OS: Goodbye.
14th February, 2012.
Writing isn't just putting a bunch of words together.
Feelings aren't just emotions you feel.
Emotions aren't just a sensation that goes through you.
Or at least that's what I think so.
Is it so wrong to feel what I feel? Desperation, fear, frustration?
Things haven't turned out right' Things have never turned out right.
I accept life hasn't always been easy for me. And they say that life isn't easy for anyone.
But I'm slowly starting to believe that's untrue. Well' at least for people who seem to write their own paths.
What is he feeling right now? What's going through his mind?! Because through mine, I'm just uncertain of what to think anymore.

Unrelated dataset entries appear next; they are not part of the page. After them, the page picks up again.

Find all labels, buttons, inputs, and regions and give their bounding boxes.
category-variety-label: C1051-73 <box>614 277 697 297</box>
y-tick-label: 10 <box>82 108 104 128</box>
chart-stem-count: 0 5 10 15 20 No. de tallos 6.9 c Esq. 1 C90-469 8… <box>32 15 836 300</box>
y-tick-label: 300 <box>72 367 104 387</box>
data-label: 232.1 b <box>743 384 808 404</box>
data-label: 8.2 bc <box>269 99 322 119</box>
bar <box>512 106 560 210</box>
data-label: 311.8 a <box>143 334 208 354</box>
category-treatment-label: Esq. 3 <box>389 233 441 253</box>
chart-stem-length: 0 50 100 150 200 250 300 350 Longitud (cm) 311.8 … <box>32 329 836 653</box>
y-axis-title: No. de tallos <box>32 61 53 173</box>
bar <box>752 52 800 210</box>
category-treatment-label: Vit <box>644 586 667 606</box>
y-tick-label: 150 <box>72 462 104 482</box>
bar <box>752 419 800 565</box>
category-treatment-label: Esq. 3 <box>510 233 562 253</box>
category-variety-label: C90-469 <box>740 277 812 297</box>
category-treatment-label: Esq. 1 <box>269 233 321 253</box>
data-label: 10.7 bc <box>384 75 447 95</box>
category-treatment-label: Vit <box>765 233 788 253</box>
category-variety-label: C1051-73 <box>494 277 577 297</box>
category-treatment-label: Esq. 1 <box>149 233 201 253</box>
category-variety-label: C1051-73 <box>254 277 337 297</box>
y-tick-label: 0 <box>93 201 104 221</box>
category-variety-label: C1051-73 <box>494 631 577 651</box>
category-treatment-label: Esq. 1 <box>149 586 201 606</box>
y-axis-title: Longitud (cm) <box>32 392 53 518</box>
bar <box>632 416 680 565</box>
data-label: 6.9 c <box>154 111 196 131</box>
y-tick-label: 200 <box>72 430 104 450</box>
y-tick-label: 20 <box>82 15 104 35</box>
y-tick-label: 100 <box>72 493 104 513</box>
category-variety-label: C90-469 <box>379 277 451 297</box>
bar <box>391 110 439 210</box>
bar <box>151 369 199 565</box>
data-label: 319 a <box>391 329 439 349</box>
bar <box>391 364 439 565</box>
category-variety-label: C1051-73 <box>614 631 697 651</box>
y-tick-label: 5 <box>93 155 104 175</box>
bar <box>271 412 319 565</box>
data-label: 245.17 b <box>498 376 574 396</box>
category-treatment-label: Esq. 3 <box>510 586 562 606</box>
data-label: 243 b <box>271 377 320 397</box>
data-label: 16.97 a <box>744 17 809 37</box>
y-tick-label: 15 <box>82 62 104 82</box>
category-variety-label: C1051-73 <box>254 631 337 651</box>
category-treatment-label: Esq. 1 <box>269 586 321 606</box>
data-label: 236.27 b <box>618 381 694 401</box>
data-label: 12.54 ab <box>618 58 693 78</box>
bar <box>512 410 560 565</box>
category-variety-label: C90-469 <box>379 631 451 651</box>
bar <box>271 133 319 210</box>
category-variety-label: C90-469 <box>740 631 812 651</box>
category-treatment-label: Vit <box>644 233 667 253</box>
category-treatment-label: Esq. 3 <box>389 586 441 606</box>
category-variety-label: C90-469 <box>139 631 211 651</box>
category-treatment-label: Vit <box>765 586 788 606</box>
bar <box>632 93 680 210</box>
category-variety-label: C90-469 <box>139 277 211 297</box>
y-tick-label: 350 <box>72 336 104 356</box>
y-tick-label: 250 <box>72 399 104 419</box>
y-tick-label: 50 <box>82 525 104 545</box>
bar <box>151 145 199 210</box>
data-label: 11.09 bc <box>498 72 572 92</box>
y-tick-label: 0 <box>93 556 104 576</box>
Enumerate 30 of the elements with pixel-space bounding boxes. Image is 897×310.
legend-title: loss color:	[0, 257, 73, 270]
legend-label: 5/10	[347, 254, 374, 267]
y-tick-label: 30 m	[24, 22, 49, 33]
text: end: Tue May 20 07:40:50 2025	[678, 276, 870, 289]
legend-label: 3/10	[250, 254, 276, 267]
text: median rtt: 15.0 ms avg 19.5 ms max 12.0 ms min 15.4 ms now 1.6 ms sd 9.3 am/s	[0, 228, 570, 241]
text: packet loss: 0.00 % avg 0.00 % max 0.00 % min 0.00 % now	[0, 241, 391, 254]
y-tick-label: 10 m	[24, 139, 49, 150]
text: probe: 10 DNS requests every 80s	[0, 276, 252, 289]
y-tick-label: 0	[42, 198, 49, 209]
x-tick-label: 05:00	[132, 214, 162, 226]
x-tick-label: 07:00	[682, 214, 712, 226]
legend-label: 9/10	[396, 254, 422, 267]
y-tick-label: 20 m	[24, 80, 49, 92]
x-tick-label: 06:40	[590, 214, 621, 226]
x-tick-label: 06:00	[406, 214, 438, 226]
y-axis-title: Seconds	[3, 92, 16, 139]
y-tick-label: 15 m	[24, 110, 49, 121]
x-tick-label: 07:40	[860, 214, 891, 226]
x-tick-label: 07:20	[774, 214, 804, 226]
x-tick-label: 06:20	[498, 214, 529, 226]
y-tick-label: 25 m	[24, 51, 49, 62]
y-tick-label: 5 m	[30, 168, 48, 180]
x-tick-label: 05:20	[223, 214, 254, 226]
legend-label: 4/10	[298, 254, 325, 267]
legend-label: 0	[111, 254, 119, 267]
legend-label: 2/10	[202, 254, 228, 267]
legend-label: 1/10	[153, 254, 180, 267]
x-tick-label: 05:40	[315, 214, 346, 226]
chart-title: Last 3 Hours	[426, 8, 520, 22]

I'm fed up. I'm tired. Do I always have to be strong?! Should I really even bother sacrificing my happiness for others when they won't even support me when I've crumbled?!
I should've just said no. I've been selfish my whole life. So why didn't I just say no?! I could've let someone else feel the pain for once. And for once, I could instead be the person comforting.
But I said yes. And now I'm stuck. Stuck like one is stuck in quick sand. Except, if I was in quick sand, someone would've helped me get out.
But here, no one will help me. I trusted him. I really did see the good in him. I understood what pain he felt.
But the truth was ' there was no pain! People who go as they wish don't need to ever feel pain! It was all a play, just to feel satisfaction.
I don't know why. If you make your own path then you wouldn't need to do this. You wouldn't need to feel satisfaction from acts like these.
I can't understand.
I know that if I could control what happened in my life, I would certainly not go and ruin someone else's. I wouldn't play games. Simply because I didn't feel the need to.
This may be crazy ' but he had been the only thing that was right. I don't know why. I don't care why. Because I felt comfort with him. It felt like home.
And now to find out that those moments were just really a lie. I can't take it. I don't deserve to suffer like this! Why should I?!
Why do I have to be in pain?! Why should I fight for my happiness?! Is it really too much to ask?
It's unfair. And I've heard life is unfair. But not like this. It couldn't be unfair like this. Or was it only to me?
Because if it is then I certainly don't want to live it. There is nothing here nor is there anything there.
I've been known to spread happiness to others and find the best in everything. But you know what the truth was? I only did that because I thought it would help. I thought that if I did all those things, I could feel happy myself.
It's not true. I don't feel that happy when I see others happy. But nor do I feel happy when I see others in pain' at least, when they actually are in pain.
I'm just confused and hurt.
It's too much to take in. Everyone seems to be perfectly fine and selfish when they see me in pain.
Am I just different? Unlucky? Unfortunate?
I really don't know. But I am not happy to be what I am. I don't want to be different. I want to be content and selfish. People only like their kind. It's all lies! It's all lies that people like different. They just want the same. The different don't deserve anything.
And once again ' I'm going to be altruistic. I'm going to give them what they want. So they can feel content for a while.
I can't bear to think of myself. Why do I always put everyone else first?! Why do I always put him first?!
He called me what he is ' a selfish monster. He called me what they themselves are. Are they really so blind?!
I don't care' but I know I do. I wish I could fit in their world' his world. But it's much too evil and manipulating. I can't stand it.
I'll be insulted and thrown away again. I'll be in pain again. And I don't want that.
I don't want to be them' but if you aren't them, you aren't anyone.
So before I leave, I want to try to make one last selfish wish. It isn't that much to ask compared to them.
I wish that Arnavji takes care of himself and stays just as he is which seems to be happy. Because even though he is just like them, a monster, he was the most 'different' I could find.
I guess I love him for that. Because he was them but he wasn't them.
So whatever he was, I love him for that. And I always will.
Please move on Arnavji and stay as you are. I don't know if you feel the same but I can't stand your pain. But nor can I take mine. I hope I'm doing the right thing. But 'different' just doesn't seem to work. So I have to do this.
I love you,
Goodbye.
Khushi.
He read it. He understood it. He cried.
She had it all wrong. He did it all wrong.
He messed up everything'again.
And now, there was no chance to fix it. If only'
Closing the cover, he went to the poolside and sat as silent tears poured down his face.
It was all his fault again.
But she still loved him. For the monster he was.
Stars twinkled as he poured his heart out.
She left. She was gone.
Sorry.
I just wanted to vent out my thoughts - thus I wrote this. So if you dislike it, just ignore it.